Perhaps I was five or six when I first snuck into one of the cheapo movie theaters off of Myrtle Ave, in Queens, to see The 7th Voyage Of Sinbad. Or, perhaps I saw it first on WABC-TV's The 4:30 Movie, or late night, on Chiller Theater or Creature Feature. Regardless of when I first saw it, I was immediately hooked on the Ray Harryhausen special effects. Even in this day of CGI effects, I still prefer the older films, replete with blue screens that outlined actors against projected wonders, matte paintings, and stop motion photography. No, this is not a typical middle age belief that things were better in `ye olden days.' The computer graphics these days are far better and smoother than Harryhausen's antiquated system. But, it was the very artificiality of those effects that made them all the more scary, for dreams and nightmares are not mere reflections of reality, but refractions or distortions of reality, where things ripple, don't quite make sense, and are just a bit off. This more aptly describes the Harryhausen monsters, whose movements are a bit more herky-jerky (technically known as strobing) than those conjured up in the cyberworld for the screen. Thus, for me, those films will always be truer and scarier nightmares because of their very artifice.
There is no logic to much of the film, but it is a hoot, and has not an ounce of pretension in it. Who cares if the magician, who can animate skeletons, would seem to have no real use for a genie? Who cares if the genie could have wiped out the monsters and magician easily, if commanded, since he so easily moves the prolific Cyclops' treasure? Who cares if the Princess's father is ready to declare war on the Caliph of Baghdad for shrinking his daughter, when clearly the magician is to blame? And, who cares if the acting is all 100% cheeseball? B film hunk Kerwin Mathews, as Sinbad, is vapid and hammy, spouting off silly apothegms like, `Allah knows many ways of dealing with hungry men.' Perfect. Sexy Kathryn Grant- soon to marry Bing Crosby, is also perfectly ridiculous as an All-American Arab Princess Parisa. The only one of the three main characters that comes off with a modicum of respectability for his art is Torin Thatcher, as Sokurah the bald cross-eyed magician.

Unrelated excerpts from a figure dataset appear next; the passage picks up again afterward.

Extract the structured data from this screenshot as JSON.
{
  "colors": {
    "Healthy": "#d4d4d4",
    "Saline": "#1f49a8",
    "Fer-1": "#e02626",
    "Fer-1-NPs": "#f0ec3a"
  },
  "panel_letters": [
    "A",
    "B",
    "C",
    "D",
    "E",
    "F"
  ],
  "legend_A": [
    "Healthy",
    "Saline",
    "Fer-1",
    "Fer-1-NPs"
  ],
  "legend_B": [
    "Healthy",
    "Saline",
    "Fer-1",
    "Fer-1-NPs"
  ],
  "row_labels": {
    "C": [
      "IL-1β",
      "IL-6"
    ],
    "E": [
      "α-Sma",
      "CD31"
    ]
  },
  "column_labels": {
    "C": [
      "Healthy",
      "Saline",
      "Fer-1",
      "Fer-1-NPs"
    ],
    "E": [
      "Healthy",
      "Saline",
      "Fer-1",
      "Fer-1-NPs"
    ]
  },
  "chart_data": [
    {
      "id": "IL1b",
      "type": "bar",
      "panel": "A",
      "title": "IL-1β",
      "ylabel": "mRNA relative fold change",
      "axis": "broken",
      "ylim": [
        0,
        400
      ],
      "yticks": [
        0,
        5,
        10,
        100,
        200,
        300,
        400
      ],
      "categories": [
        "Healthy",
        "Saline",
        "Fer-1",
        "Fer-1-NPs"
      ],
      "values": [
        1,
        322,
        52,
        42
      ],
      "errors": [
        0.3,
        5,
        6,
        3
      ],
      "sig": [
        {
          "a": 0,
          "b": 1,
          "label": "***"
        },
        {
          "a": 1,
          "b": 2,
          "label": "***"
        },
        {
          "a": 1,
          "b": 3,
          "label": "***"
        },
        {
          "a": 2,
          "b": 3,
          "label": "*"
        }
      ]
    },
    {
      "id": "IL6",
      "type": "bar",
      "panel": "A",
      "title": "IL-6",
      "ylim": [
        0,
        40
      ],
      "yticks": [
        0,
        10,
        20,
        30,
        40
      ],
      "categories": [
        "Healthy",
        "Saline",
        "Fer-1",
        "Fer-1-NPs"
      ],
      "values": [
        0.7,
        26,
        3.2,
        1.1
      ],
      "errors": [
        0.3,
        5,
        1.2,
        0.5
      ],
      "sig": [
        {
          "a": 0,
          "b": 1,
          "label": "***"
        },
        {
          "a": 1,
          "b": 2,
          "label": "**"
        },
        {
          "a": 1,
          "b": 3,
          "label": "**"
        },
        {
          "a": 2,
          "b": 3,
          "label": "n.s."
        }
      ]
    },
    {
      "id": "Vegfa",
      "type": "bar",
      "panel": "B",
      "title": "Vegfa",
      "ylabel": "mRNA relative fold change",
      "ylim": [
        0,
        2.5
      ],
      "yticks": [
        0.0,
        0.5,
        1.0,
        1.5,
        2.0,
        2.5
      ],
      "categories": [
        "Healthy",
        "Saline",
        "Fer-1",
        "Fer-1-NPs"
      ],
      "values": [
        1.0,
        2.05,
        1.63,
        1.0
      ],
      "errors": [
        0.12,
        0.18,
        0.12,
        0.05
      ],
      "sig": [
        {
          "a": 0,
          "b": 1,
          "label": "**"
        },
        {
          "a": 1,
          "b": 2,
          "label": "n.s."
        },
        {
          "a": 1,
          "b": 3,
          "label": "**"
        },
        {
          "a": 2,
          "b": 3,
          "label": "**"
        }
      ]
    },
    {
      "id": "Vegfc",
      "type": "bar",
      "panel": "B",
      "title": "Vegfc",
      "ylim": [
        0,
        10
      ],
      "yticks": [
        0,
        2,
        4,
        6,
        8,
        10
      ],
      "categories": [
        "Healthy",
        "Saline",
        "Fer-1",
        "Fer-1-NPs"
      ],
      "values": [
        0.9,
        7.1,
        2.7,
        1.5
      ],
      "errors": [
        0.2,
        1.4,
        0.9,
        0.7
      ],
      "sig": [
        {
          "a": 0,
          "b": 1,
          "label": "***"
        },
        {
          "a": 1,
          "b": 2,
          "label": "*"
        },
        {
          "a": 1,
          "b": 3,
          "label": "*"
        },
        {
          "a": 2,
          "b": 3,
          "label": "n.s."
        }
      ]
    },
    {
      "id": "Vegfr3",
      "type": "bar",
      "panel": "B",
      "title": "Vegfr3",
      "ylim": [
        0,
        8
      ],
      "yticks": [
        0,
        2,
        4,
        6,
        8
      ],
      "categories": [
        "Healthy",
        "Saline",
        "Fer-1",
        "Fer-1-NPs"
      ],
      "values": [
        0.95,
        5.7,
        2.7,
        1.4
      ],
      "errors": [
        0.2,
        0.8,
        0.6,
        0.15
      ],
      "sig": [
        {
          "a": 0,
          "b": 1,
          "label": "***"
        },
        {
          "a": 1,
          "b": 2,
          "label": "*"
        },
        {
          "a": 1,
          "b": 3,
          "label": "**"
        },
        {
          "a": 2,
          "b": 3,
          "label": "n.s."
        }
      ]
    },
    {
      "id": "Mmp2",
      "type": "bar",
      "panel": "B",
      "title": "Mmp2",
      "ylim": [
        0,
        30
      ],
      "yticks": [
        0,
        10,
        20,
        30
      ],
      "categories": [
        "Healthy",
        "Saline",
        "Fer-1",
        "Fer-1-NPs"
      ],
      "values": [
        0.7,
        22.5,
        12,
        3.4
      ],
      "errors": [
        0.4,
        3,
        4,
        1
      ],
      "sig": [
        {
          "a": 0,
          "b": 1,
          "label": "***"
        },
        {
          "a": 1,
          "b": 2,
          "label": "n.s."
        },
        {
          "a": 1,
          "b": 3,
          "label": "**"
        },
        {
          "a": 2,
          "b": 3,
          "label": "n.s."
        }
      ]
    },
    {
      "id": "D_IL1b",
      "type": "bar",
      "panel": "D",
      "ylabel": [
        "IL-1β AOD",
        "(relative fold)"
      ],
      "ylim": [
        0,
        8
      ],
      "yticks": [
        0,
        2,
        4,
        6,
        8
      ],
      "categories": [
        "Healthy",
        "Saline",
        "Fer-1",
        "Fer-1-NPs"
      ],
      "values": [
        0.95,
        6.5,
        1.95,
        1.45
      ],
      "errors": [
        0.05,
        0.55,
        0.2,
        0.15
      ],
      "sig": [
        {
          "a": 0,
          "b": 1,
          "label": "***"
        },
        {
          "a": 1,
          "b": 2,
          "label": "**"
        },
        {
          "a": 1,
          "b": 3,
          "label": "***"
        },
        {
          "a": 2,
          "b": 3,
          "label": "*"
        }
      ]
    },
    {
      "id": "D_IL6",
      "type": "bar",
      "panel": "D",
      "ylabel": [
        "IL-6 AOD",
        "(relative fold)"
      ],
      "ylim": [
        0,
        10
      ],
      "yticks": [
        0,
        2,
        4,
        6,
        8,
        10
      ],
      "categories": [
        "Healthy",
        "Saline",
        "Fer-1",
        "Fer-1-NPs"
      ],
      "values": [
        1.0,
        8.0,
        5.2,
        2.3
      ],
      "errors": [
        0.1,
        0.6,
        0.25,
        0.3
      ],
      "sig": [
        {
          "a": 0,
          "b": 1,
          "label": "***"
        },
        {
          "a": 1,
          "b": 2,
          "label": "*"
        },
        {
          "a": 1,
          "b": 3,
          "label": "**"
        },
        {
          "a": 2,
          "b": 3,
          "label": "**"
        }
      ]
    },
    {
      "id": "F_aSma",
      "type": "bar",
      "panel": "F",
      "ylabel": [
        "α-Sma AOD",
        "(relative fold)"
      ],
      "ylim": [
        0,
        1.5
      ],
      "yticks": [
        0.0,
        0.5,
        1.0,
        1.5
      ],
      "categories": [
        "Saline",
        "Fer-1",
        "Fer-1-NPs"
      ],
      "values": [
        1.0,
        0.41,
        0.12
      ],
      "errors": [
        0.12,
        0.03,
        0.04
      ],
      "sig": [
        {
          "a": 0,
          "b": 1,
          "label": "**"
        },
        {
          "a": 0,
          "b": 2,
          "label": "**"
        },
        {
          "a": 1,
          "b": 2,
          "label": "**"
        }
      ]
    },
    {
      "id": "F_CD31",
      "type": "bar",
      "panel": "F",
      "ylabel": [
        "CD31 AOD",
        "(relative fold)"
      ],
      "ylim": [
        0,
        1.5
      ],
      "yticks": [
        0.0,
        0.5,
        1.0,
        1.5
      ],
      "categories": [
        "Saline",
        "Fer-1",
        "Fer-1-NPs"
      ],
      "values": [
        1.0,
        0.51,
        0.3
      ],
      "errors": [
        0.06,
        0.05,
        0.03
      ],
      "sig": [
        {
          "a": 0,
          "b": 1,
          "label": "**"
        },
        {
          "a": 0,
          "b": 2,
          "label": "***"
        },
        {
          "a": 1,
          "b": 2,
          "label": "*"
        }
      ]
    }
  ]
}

Yet, the real star of the 87 minute film, aside from Harryhausen's monsters, is the fantastic blaring brass score by Bernard Herrmann, in one of his best non-Hitchcock projects. From the first scene of the film, the viewer is sent on a thrill ride which, aside from a twenty or so minute lull in Baghdad, before the return Colossa, is truly non-stop. The soundtrack to the film even became a bestselling album in its day. Yet, the most frightening moment in the film comes not from anything actually seen onscreen, but when a storm rages at sea and the shrill chirping of unseen monsters drives Sinbad's criminal mutineers insane. Oddly enough, the sound seems to have been recapitulated a decade later by Stanley Kubrick in his coda for 2001: A Space Odyssey, after astronaut Dave Bowman descends into the infinite black obelisk around Jupiter, and has a phantasmagoric experience.
Movies such as this are terrific precisely because they are not great and they are not `cinema.' They are brief excursions from the dullness and frustrations of reality, and nothing more. As such, and almost half a century on, The 7th Voyage Of Sinbad still succeeds in that mission as well as any other film ever to lighten human eyes. There are certainly far worse claims one could make for Arabs these days.